Erdogan, suivant les traces d’autres autocrates dans le monde, mais avec ses particular­ités, a réussi à produire une sorte d’hybride entre une démocratie électorale et un régime axé sur une figure forte, où les garde-fous habituels sont emportés par un tsunami autoritair­e… mais tout cela avec le consenteme­nt d’une majorité, fût-elle dans ce cas-ci très courte (1).

On a vu ça au Venezuela à la fin de l’époque Chávez (c’est pire depuis), en Russie, en Hongrie… Avec ou sans tricherie le jour du vote, le système dans son ensemble devient, au fil des ans, injuste et les dés sont pipés. Les médias publics sont des marteaux de propagande ; les médias indépendan­ts sont persécutés ; le système de justice est de plus en plus à la main du président…

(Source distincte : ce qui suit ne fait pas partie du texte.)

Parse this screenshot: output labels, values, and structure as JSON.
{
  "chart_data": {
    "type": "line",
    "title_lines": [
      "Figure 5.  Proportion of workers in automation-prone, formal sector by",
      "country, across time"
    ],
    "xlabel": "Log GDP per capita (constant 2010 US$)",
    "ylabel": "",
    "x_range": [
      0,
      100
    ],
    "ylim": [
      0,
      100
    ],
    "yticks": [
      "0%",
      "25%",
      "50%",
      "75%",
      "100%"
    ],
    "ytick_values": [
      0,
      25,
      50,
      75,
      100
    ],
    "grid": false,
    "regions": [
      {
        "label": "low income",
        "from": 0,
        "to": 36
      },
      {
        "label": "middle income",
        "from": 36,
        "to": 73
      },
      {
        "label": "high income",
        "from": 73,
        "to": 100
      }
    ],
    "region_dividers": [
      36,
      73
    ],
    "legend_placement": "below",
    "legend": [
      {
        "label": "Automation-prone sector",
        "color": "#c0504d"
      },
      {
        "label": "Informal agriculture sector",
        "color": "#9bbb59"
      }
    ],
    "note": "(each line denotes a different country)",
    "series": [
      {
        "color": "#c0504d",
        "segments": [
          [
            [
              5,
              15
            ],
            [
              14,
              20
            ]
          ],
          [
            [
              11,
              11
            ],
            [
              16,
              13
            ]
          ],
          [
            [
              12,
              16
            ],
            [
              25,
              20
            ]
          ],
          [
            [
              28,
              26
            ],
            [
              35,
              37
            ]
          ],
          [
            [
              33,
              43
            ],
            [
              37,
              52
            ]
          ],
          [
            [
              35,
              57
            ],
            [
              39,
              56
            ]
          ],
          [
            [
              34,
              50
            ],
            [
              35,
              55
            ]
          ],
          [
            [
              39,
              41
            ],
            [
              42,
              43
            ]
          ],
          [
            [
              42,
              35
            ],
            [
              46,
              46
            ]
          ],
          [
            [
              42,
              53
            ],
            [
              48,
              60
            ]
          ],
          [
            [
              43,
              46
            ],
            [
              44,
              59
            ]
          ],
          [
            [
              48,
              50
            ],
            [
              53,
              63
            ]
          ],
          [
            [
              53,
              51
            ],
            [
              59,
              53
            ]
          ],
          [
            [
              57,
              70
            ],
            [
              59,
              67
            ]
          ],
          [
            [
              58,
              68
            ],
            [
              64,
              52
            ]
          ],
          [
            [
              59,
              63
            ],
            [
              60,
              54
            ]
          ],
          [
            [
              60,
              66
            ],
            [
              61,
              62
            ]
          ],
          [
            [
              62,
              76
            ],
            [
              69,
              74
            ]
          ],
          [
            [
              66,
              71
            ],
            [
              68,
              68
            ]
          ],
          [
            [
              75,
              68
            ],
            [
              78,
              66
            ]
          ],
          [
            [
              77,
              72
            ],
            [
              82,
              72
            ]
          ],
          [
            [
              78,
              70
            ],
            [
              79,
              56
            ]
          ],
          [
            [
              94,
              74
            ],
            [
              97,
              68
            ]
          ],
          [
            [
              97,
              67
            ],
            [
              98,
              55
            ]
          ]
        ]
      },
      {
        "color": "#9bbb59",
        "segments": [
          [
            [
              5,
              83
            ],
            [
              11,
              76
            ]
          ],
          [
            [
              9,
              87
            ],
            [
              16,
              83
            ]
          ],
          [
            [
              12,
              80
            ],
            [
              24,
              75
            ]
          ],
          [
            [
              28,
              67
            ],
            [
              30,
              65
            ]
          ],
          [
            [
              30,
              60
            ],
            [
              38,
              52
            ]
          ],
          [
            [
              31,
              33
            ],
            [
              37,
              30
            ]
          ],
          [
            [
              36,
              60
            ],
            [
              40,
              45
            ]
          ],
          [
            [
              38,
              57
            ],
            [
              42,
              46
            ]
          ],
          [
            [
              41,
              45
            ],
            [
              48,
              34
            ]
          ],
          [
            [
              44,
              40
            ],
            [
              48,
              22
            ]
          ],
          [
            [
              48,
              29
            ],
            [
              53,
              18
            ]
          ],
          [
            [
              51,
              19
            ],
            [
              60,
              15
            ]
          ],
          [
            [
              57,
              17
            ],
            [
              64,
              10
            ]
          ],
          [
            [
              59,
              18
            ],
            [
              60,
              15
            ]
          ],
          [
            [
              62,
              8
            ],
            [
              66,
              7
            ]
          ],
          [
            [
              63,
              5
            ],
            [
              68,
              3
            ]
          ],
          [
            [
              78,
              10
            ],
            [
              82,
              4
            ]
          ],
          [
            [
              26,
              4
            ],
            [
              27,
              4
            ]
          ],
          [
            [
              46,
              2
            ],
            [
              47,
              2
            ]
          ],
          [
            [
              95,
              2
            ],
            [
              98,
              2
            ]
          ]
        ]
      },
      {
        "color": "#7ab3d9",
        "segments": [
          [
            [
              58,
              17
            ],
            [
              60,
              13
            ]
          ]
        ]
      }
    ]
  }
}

Dans le cas turc, ajoutons-y, depuis le « coup avorté » de juillet 2016, une série de purges d’une férocité inouïe : dans l’armée, l’enseigneme­nt, la justice, avec des journalist­es et des opposants politiques emprisonné­s en masse… Plus cette exceptionn­elle violence verbale du chef de l’État à l’égard de ses adversaire­s, désignés comme « traîtres » ou « terroriste­s ». Sans oublier la guerre au sud du pays, sur les fronts kurde et syrien, facteur de mobilisati­on nationalis­te.

La mission d’observateu­rs de l’Organisati­on pour la sécurité et la coopératio­n en Europe (OSCE) a souligné, hier à Istanbul, l’absence « d’opportunit­és égales » pour les candidats, tout en estimant que « le jour des élections, les procédures ont été généraleme­nt suivies ».

Qu’en termes délicats ces choses sont dites…

Le régime d’Erdogan a-t-il achevé sa mue autoritair­e, doublée d’un islamisme militant et d’une politique étrangère de plus en plus anti-occidental­e ? L’avenir de la Turquie est-il à la dictature douce, aux aventures militarist­es et aux femmes voilées ?

En tout cas, le sillon est creusé, et M. Erdogan, pour au moins cinq années supplément­aires, semble bien vouloir le suivre. Mais le pire n’est pas sûr. La campagne des dernières semaines a clairement fait voir qu’une moitié de la Turquie est contre ce programme et peut encore se mobiliser. À Istanbul, à Ankara, à Izmir, la société civile n’est pas morte.

Malgré l’aura du président — qui a vu encore une fois le peuple des campagnes et des petites villes voter pour la figure paternelle —, l’économie pourrait être le pire ennemi de la crypto-dictature. Les indicateur­s sont au rouge : panne d’investisse­ments étrangers, projets pharaoniqu­es douteux (le « second Bosphore »), dette publique qui explose, inflation, dévaluatio­n de la monnaie…

Parmi ceux qui ne partagent pas aujourd’hui « l’inquiétude démocratiq­ue » des intellectu­els et des citadins des grandes villes, c’est aussi le pain et le beurre, la croissance économique, qui ont fait la fortune de Recep Tayyip Erdogan. Cette chance pourrait l’abandonner durant le mandat qui s’ouvre. Et si on laisse encore les Turcs voter librement la prochaine fois…

(1) En fait, il est très possible qu’au référendum d’avril 2017 sur le renforceme­nt des pouvoirs présidenti­els, remporté à 51,4 %, la tricherie ait pu faire la différence au profit du « oui ».